TENAGA: Strategic Initiatives Bolster Financial Outlook, ‘Buy’ Rating Maintained






Financial News Report


TENAGA: Strategic Initiatives Bolster Financial Outlook, ‘Buy’ Rating Maintained

Investment Bank TA SECURITIES
TP (Target Price) RM0.25 (+25.0%)
Last Traded RM0.20
Recommendation BUY

A recent investment bank research report highlights several strategic advancements poised to positively impact a leading utility company’s future earnings and valuation. The report maintains a “Buy” recommendation, citing key operational and regulatory tailwinds.

Regulatory Clarity and Tax Benefits

The company has successfully resolved a longstanding tax overhang following a Federal Court decision in July 2025. This involved restating prior year’s financial statements to correct tax treatment related to Reinvestment Allowance under Schedule 7A, thereby preventing a substantial RM10.6 billion reduction in FY24 retained earnings and avoiding a lumpy provision in the current financial year. Further bolstering its financial position, the Ministry of Finance has approved the company’s application for Investment Allowance under Schedule 7B for past qualifying capital expenditure. While the precise tax benefits are still being assessed, this approval is expected to lead to lower effective tax rates, potentially re-rating earnings projections and valuations.

Enhanced Capacity and Infrastructure Development

In a move to secure future generation capacity, the company has obtained Letters of Notification (LON) for the extension of three existing power plants: Gelugor (310MW), Putrajaya (249MW), and Unit I of Tuanku Jaafar (703MW), totaling an aggregate of 1.26GW. These extensions are anticipated to pave the way for Power Purchase Agreement (PPA) renewals, promising a medium-term uplift to Genco earnings from FY28F onwards. Additionally, the Energy Commission is expected to announce shortlisted bidders for Category 2 greenfield power development by the end of FY25.

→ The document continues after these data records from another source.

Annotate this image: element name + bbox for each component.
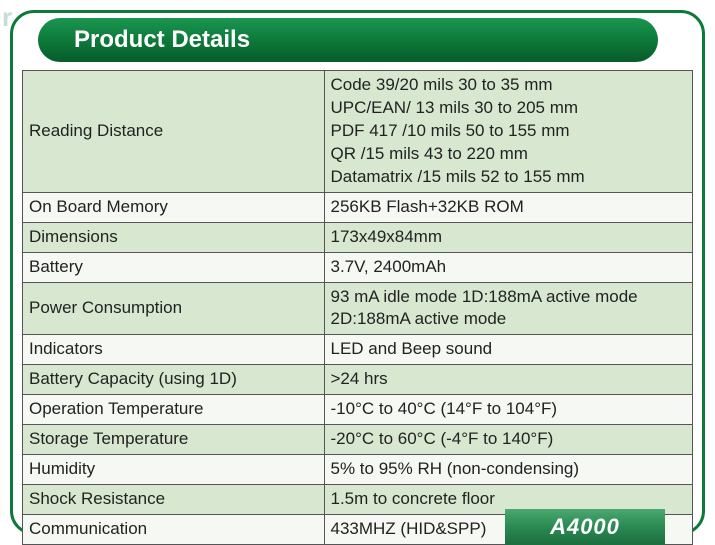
spec-value: LED and Beep sound xyxy=(324,335,693,365)
spec-label: Communication xyxy=(23,515,325,545)
spec-label: Dimensions xyxy=(23,222,325,252)
spec-label: Battery xyxy=(23,252,325,282)
spec-label: Power Consumption xyxy=(23,282,325,335)
page-title: Product Details xyxy=(74,26,250,54)
table-row: Power Consumption93 mA idle mode 1D:188m… xyxy=(23,282,693,335)
spec-table: Reading DistanceCode 39/20 mils 30 to 35… xyxy=(22,70,693,545)
spec-label: On Board Memory xyxy=(23,192,325,222)
spec-label: Indicators xyxy=(23,335,325,365)
spec-value: >24 hrs xyxy=(324,365,693,395)
spec-table-container: Reading DistanceCode 39/20 mils 30 to 35… xyxy=(22,70,693,505)
spec-label: Operation Temperature xyxy=(23,395,325,425)
table-row: Battery Capacity (using 1D)>24 hrs xyxy=(23,365,693,395)
spec-value: 93 mA idle mode 1D:188mA active mode 2D:… xyxy=(324,282,693,335)
spec-value: 3.7V, 2400mAh xyxy=(324,252,693,282)
table-row: Reading DistanceCode 39/20 mils 30 to 35… xyxy=(23,71,693,193)
spec-value: 5% to 95% RH (non-condensing) xyxy=(324,455,693,485)
table-row: Humidity5% to 95% RH (non-condensing) xyxy=(23,455,693,485)
table-row: Storage Temperature-20°C to 60°C (-4°F t… xyxy=(23,425,693,455)
spec-label: Reading Distance xyxy=(23,71,325,193)
spec-label: Storage Temperature xyxy=(23,425,325,455)
spec-value: 256KB Flash+32KB ROM xyxy=(324,192,693,222)
spec-value: 173x49x84mm xyxy=(324,222,693,252)
model-badge: A4000 xyxy=(505,509,665,545)
spec-value: -10°C to 40°C (14°F to 104°F) xyxy=(324,395,693,425)
model-label: A4000 xyxy=(550,514,620,540)
table-row: On Board Memory256KB Flash+32KB ROM xyxy=(23,192,693,222)
table-row: Dimensions173x49x84mm xyxy=(23,222,693,252)
spec-label: Humidity xyxy=(23,455,325,485)
table-row: Battery3.7V, 2400mAh xyxy=(23,252,693,282)
header-pill: Product Details xyxy=(38,18,658,62)
table-row: IndicatorsLED and Beep sound xyxy=(23,335,693,365)
spec-label: Battery Capacity (using 1D) xyxy=(23,365,325,395)
table-row: Operation Temperature-10°C to 40°C (14°F… xyxy=(23,395,693,425)
spec-value: Code 39/20 mils 30 to 35 mmUPC/EAN/ 13 m… xyxy=(324,71,693,193)
spec-value: -20°C to 60°C (-4°F to 140°F) xyxy=(324,425,693,455)
spec-label: Shock Resistance xyxy=(23,485,325,515)
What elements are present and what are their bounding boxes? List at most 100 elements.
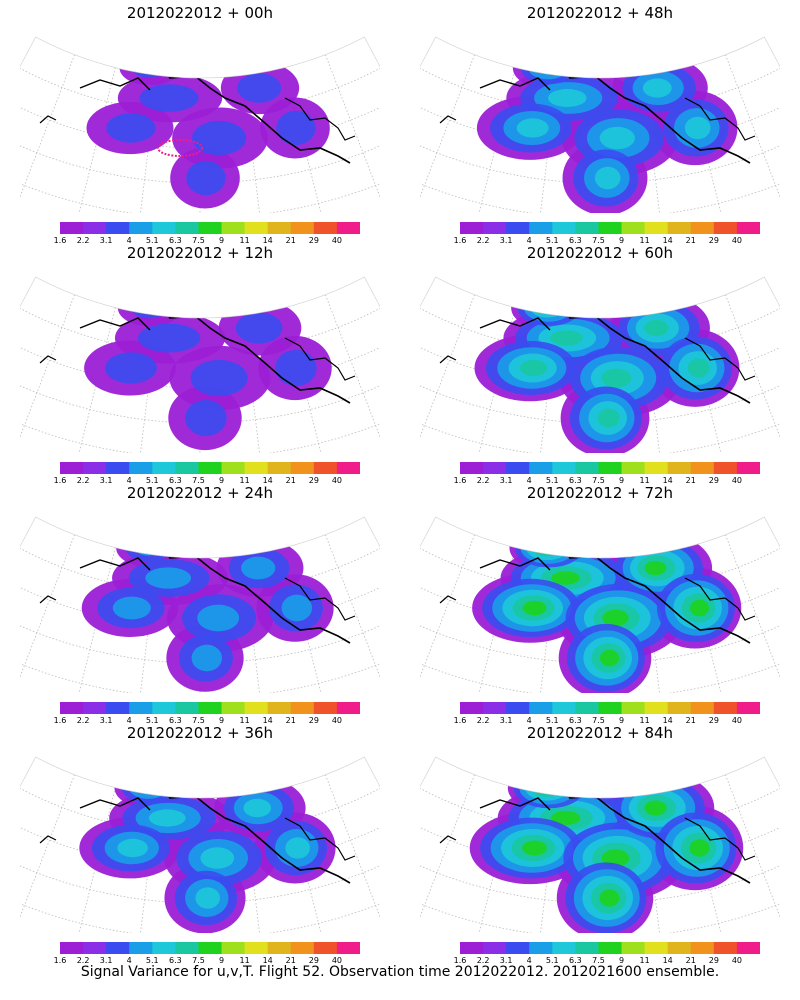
colorbar-label: 5.1: [145, 716, 159, 725]
colorbar-swatch: [106, 942, 130, 954]
colorbar-swatch: [621, 462, 646, 474]
forecast-panel: 2012022012 + 36h 1.6 2.2 3.1 4 5.1 6.3 7.5 9 11 14…: [0, 720, 400, 965]
colorbar-swatch: [552, 702, 576, 714]
colorbar-label: 1.6: [53, 476, 67, 485]
colorbar-label: 11: [639, 476, 650, 485]
colorbar-swatch: [152, 222, 176, 234]
colorbar-label: 21: [685, 716, 696, 725]
colorbar-swatch: [621, 222, 646, 234]
colorbar-label: 2.2: [476, 956, 490, 965]
colorbar-label: 9: [218, 716, 225, 725]
colorbar-swatch: [483, 702, 507, 714]
colorbar-swatch: [83, 222, 107, 234]
colorbar-swatch: [106, 702, 130, 714]
colorbar-label: 21: [285, 476, 296, 485]
colorbar-label: 40: [731, 716, 743, 725]
colorbar-label: 5.1: [545, 956, 559, 965]
colorbar-swatch: [198, 942, 223, 954]
forecast-panel: 2012022012 + 00h 1.6 2.2 3.1 4 5.1 6.3 7.5 9 11 14…: [0, 0, 400, 245]
colorbar-swatch: [267, 222, 292, 234]
colorbar-swatch: [690, 462, 715, 474]
colorbar-label: 29: [708, 236, 719, 245]
colorbar-swatch: [483, 222, 507, 234]
colorbar-label: 40: [331, 236, 343, 245]
colorbar-label: 11: [239, 236, 250, 245]
colorbar-label: 29: [308, 236, 319, 245]
variance-map: [420, 756, 780, 933]
colorbar-swatch: [644, 942, 669, 954]
colorbar-swatch: [83, 942, 107, 954]
colorbar-label: 2.2: [476, 716, 490, 725]
colorbar-swatch: [106, 222, 130, 234]
colorbar-swatch: [175, 462, 199, 474]
colorbar-label: 7.5: [192, 716, 205, 725]
colorbar-swatch: [460, 942, 484, 954]
colorbar-swatch: [506, 222, 530, 234]
colorbar-label: 14: [662, 476, 673, 485]
colorbar-label: 29: [708, 956, 719, 965]
colorbar-swatch: [621, 942, 646, 954]
panel-title: 2012022012 + 84h: [526, 724, 674, 742]
colorbar-swatch: [644, 462, 669, 474]
colorbar-label: 1.6: [53, 716, 67, 725]
variance-map: [420, 276, 780, 453]
colorbar: [460, 942, 760, 954]
colorbar-swatch: [60, 942, 84, 954]
colorbar-swatch: [736, 942, 760, 954]
forecast-panel: 2012022012 + 12h 1.6 2.2 3.1 4 5.1 6.3 7.5 9 11 14…: [0, 240, 400, 485]
colorbar-label: 1.6: [53, 956, 67, 965]
colorbar-swatch: [106, 462, 130, 474]
colorbar-label: 40: [731, 236, 743, 245]
colorbar-swatch: [221, 942, 246, 954]
figure-caption: Signal Variance for u,v,T. Flight 52. Ob…: [80, 964, 720, 980]
colorbar-label: 3.1: [99, 716, 113, 725]
colorbar-label: 21: [685, 956, 696, 965]
colorbar-swatch: [483, 462, 507, 474]
variance-map: [20, 516, 380, 693]
colorbar: [60, 462, 360, 474]
colorbar: [460, 222, 760, 234]
colorbar-label: 4: [126, 476, 132, 485]
colorbar-swatch: [506, 462, 530, 474]
colorbar-swatch: [667, 462, 692, 474]
colorbar-label: 14: [662, 236, 673, 245]
colorbar-label: 21: [285, 236, 296, 245]
variance-map: [20, 756, 380, 933]
colorbar-label: 2.2: [76, 236, 90, 245]
colorbar-label: 9: [618, 236, 625, 245]
colorbar-swatch: [598, 942, 623, 954]
colorbar-label: 2.2: [476, 236, 490, 245]
colorbar-swatch: [575, 462, 599, 474]
colorbar-swatch: [506, 702, 530, 714]
colorbar-label: 29: [308, 716, 319, 725]
colorbar-label: 40: [731, 476, 743, 485]
colorbar-label: 14: [262, 716, 273, 725]
colorbar-label: 11: [239, 476, 250, 485]
colorbar-swatch: [244, 222, 269, 234]
colorbar-swatch: [336, 222, 360, 234]
colorbar-swatch: [736, 222, 760, 234]
colorbar-swatch: [83, 462, 107, 474]
colorbar-label: 21: [685, 476, 696, 485]
colorbar-label: 6.3: [169, 236, 182, 245]
colorbar-label: 9: [218, 236, 225, 245]
colorbar-swatch: [267, 942, 292, 954]
colorbar-label: 14: [262, 236, 273, 245]
colorbar-swatch: [336, 702, 360, 714]
colorbar-swatch: [198, 702, 223, 714]
colorbar-swatch: [152, 702, 176, 714]
colorbar-swatch: [690, 702, 715, 714]
variance-map: [420, 516, 780, 693]
panel-title: 2012022012 + 00h: [126, 4, 274, 22]
colorbar-swatch: [267, 702, 292, 714]
colorbar-label: 40: [331, 716, 343, 725]
colorbar-swatch: [575, 222, 599, 234]
forecast-panel: 2012022012 + 48h 1.6 2.2 3.1 4 5.1 6.3 7.5 9 11 14…: [400, 0, 800, 245]
forecast-panel: 2012022012 + 24h 1.6 2.2 3.1 4 5.1 6.3 7.5 9 11 14…: [0, 480, 400, 725]
colorbar-swatch: [198, 462, 223, 474]
colorbar-swatch: [244, 702, 269, 714]
colorbar-label: 29: [308, 476, 319, 485]
colorbar: [60, 222, 360, 234]
colorbar-label: 9: [218, 956, 225, 965]
colorbar-label: 29: [708, 476, 719, 485]
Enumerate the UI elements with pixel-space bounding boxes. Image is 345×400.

The report also notes significant progress on contingent capital expenditure, with RM8.3 billion already spent in the first nine months of FY25. This includes investments in supply security, demand growth, and energy transition projects. A decision on the recovery mechanism for contingent capex is expected by year-end, which will allow for the recognition of incremental returns.

Growth in Data Centres and Regional Connectivity

The utility is actively expanding its data centre connection portfolio, with 3.8GW of facilities already connected, another 2.2GW under construction, and 1.1GW under electricity supply agreements, bringing the total connected capacity to 7.1GW. Load utilization for these facilities has shown a positive trend, increasing to 18.7% of connected DC capacity by September 2025, and further to 850MW by October 2025, indicating robust power consumption growth.

Furthermore, five potential projects related to the ASEAN Power Grid (APG) have been identified. These cross-border interconnections, including links with Vietnam, Singapore, Thailand, Sarawak, and Indonesia, aim to enhance regional wheeling capacity. Discussions are ongoing regarding whether these investments will fall under regulated capex or commercial terms.

Investment Outlook

Analysts maintain a “Buy” rating, viewing the company as a key beneficiary of the ongoing energy transition and increasing grid capex to accommodate higher renewable energy penetration. The company’s generation arm is also well-positioned to capitalize on demand growth from data centres and the continuous gas power generation capacity tenders by the Energy Commission. Key catalysts for future re-ratings include the finalization of Schedule 7B tax incentives, the recovery mechanism for contingent capex, and new generation capacity contract wins.